“В век безверия, – пишет Стивенс уже прозой, – дело поэта обеспечить нас тем, что давала вера”. Он верил в человеческую душу, но эта душа – смертна. Райская безвременность уродлива, ибо она мешает “плодам зреть” и “рекам находить море”. Лишь конец придает смысл и вес всякому опыту, и “смерть – мать красоты”.
2 октября
Ко дню рождения Джека Финнея
Первая достопримечательность, которую я узнал, перебравшись в Америку, не была статуей Свободы. Повернувшись к океану, она смотрит в лицо тем, кто ждал встречи на палубе, а я прилетел на самолете. Эмпайр-стейт я тоже не сразу признал, так как еще не умел отличать его фундаментальный силуэт от других небоскребов. Зато я сразу опознал доходный дом в хвастливом стиле купеческого барокко. Он стоял на краю Центрального парка и назывался “Дакота”. (В 1880-е, когда его построили, этот угол города казался таким же удаленным от центра цивилизации в Даунтауне, как дикая Дакота.)
Объяснялось это тем, что незадолго до отъезда я прочел роман “Меж двух времен” (
В романе антикварный ход в XIX столетие вел через эту самую Дакоту. Роскошный осколок “позолоченного века”, этот дом и тогда, и сейчас кажется дворцом буржуазной роскоши. Метровой толщины стены, изысканная кирпичная кладка, стройные башенки над окнами, благородная патина бронзовой крыши. Отсюда герой книги, художник из современного Нью-Йорка, перебирается в прошлое, где чуть не выдает себя в одном примечательном эпизоде. Он рисует приглянувшуюся ему девушку.
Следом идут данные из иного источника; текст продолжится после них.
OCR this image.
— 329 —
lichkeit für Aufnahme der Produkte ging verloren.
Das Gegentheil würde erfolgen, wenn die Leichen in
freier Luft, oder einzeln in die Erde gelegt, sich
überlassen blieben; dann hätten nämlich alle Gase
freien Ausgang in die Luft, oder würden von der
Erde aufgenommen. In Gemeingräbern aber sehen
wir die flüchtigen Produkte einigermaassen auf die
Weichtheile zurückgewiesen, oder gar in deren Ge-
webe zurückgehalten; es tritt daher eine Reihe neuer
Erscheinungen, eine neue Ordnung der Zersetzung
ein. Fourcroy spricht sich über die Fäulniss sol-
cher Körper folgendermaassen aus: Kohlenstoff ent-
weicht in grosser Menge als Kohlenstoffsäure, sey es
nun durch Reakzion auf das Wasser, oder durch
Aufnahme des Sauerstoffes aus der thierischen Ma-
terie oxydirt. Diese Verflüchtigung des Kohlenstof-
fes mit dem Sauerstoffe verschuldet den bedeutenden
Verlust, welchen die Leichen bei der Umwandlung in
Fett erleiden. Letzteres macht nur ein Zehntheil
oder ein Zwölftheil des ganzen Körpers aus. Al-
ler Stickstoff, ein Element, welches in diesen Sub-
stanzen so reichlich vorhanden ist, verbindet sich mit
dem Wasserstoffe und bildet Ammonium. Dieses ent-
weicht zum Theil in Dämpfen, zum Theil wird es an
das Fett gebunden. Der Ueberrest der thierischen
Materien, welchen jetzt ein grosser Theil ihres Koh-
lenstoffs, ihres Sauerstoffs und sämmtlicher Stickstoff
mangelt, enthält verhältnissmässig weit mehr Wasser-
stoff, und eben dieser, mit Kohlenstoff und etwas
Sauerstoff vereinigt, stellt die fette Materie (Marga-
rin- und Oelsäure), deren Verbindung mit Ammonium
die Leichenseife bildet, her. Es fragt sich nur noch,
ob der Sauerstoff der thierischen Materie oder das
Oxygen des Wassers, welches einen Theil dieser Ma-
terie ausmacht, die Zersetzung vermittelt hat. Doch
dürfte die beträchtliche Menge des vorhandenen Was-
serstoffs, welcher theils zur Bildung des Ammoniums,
Однако никто не находит в искусном портрете сходства с моделью. И понятно – почему. Люди того времени, еще не видавшие Пикассо и Матисса, не смогли признать лицо в лаконичном хаосе линий.
4 октября
Ко дню рождения Фредерика Ремингтона
Лучшая работа скульптура Фредерика Ремингтона стала американской иконой и удостоилась места в Овальном кабинете Белого дома. Больше всего эта полуметровая композиция нравилась Рональду Рейгану. Отменный наездник, он умел оценить бронзовый танец человека с лошадью, который сам художник назвал “Объездчик бронко”. На полумексиканском сленге ковбоев “бронко” называют коня, еще не знавшего узды. Это же можно сказать и о ковбое, объезжающем жеребца. Поджарые и скуластые, они похожи даже внешне. И тот и другой пойманы автором в момент динамического равновесия, которое может кончиться падением обоих.
Несуразная для скульптуры поза раскрывает потаенный смысл шедевра. Эта метафора стоит на двух ногах, и обе – лошадиные. Ковбои живут в коротком настоящем, в промежуточном состоянии между бесшабашной волей и неизбежной цивилизацией. Неудивительно, что конь встал на дыбы.
Лошадь – самый древний символ бессознательного. Только обуздав это могучее и строптивое стихийное начало, человек подчиняет разрушительные силы как во внешнем, так и во внутреннем мире – в самом себе. Исключительные обстоятельства – молодость американской судьбы – опрокинули архаический миф в современную историю. В ее контексте миф о ковбое разыгрывает мистерию рождения порядка из хаоса на просторах Дикого Запада. Как знает каждый любитель вестернов, из одиноких ковбоев выходят лучшие шерифы.
4 октября
Ко дню рождения Элвина Тоффлера
Он справедливо считался пророком постиндустриальной эры, которую ярко описывал в своих книгах, начиная со ставшего мировым бестселлером “Шока будущего” (1970).
Прежняя “индуст-реальность”, по каламбурному термину Тоффлера, собиралась из отдельных деталей, как автомобиль на конвейерах Форда. Соответственно, и все ее элементы должны были быть стандартными, взаимозаменяемыми, как сталинские “винтики”. Продукт массового общества, созданная массами и для масс, она обоготворила фабрику. Но в центре постиндустриальной цивилизации уже производство не вещей, а информации.
Новая реальность, утверждал Тоффлер, создает себя, меняя основные параметры бытия. Это – время и пространство. Современный мегаполис – шедевр тонкого искусства обращения с пространством. Ведь город требует управления миллионными толпами, а значит, и создания сложной дорожной сети, распределения транспортных потоков, архитектурного членения районов. Но если вместо людей и товаров производится и перемещается информация, то не так уж нужны и дороги, и города.
То же самое происходит и со временем. На смену социальным ритмам машинной цивилизации приходят новые темпоральные структуры, основанные на индивидуальном ощущении времени. Каждый живет в своей временной капсуле, по своим часам, со своим ощущением длительности.